In 2018, the man from Helsinki flourished. His maiden victory arrived at the Shot Clock Masters, backed up by a runner-up finish at the BMW International Open and a brace of third-place showings. By the end of the season he was 46th on the money-list, a career-high, and making his first visit to the DP World Tour Championship in Dubai.
He’s not done yet either. With a final-round 66 over the 7,145-yard Genzon course just outside Shenzen, and a birdie at the first playoff hole to see off France’s Benjamin Hebert, Korhonen is now the Volvo China Open champion and a two-time winner on his home circuit. The pair tied on 20 under par, one shot ahead of last week’s European Tour winner, the increasingly consistent Jorge Campillo. In his last six events, the Spaniard now has a victory, two seconds and two thirds.
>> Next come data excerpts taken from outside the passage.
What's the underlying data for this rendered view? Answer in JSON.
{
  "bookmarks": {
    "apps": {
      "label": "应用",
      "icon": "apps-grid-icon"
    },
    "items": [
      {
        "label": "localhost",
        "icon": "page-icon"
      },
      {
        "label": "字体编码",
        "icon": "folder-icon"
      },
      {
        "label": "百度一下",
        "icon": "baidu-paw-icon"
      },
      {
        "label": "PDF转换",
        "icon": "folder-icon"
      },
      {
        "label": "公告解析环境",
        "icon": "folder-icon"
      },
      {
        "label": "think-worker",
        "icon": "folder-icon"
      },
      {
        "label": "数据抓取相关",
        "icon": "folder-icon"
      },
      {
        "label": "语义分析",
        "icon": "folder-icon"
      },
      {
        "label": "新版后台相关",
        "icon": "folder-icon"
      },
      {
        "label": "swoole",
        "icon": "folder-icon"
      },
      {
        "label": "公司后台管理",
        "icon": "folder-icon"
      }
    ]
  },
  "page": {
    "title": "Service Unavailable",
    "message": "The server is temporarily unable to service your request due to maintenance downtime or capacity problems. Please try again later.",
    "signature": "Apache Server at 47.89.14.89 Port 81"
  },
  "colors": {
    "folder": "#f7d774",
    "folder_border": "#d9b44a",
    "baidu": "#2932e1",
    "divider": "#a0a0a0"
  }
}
But it was ultimately Korhonen’s day. Starting three shots behind overnight leader Hebert, the three-time World Cup player dotted his card with seven birdies and only one dropped shot, and had a one-shot advantage standing on the final tee. Shortened to 314 yards over water in an attempt to add temptation to any drama, the par-4 18th succeeded in that mission when Hebert drove the green and made 3 to force extra holes.
It was a feat the 32-year-old, six times victorious on the second-tier Challenge circuit but still winless on the European Tour, was unable to repeat in the playoff. Both men drove close to the putting surface, but each followed with less than perfect pitches. Playing first, Korhonen left his ball 25 feet short, before Hebert clumsily sent his effort even further past the pin. Two putts from the Frenchman left the stage clear for Korhonen, who duly holed for the win.
“It’s amazing,” Korhonen said after collecting the trophy and a check for €441,465. “I don’t know how I did it, probably the putter today and most of the days. All day it was a battle, everybody was making putts. I had to just stay there and make my putts and just concentrate on the moment.”
A wise policy. But looking further ahead there were strong hints of the future for professional golf at the highest level. As many as 10 Chinese players were good enough to make the cut, including 14-year-old Yang Kuang, who finished T-55 overall after becoming the second youngest player to make the cut in a European Tour event (Tianlang Guan of China was one month younger when he made the cut at the 2013 Masters at 14).
The best of those was inevitably two-time European Tour winner, Haotong Li. The world No. 39 finished birdie-birdie to pull-up in fourth, four shots behind Korhonen (and one clear of compatriot, Ashun Wu). Clearly, more and more Chinese are following Li’s already highly promising example. Collectively, their more consistent success on the worldwide stage can only be a matter of time in arriving.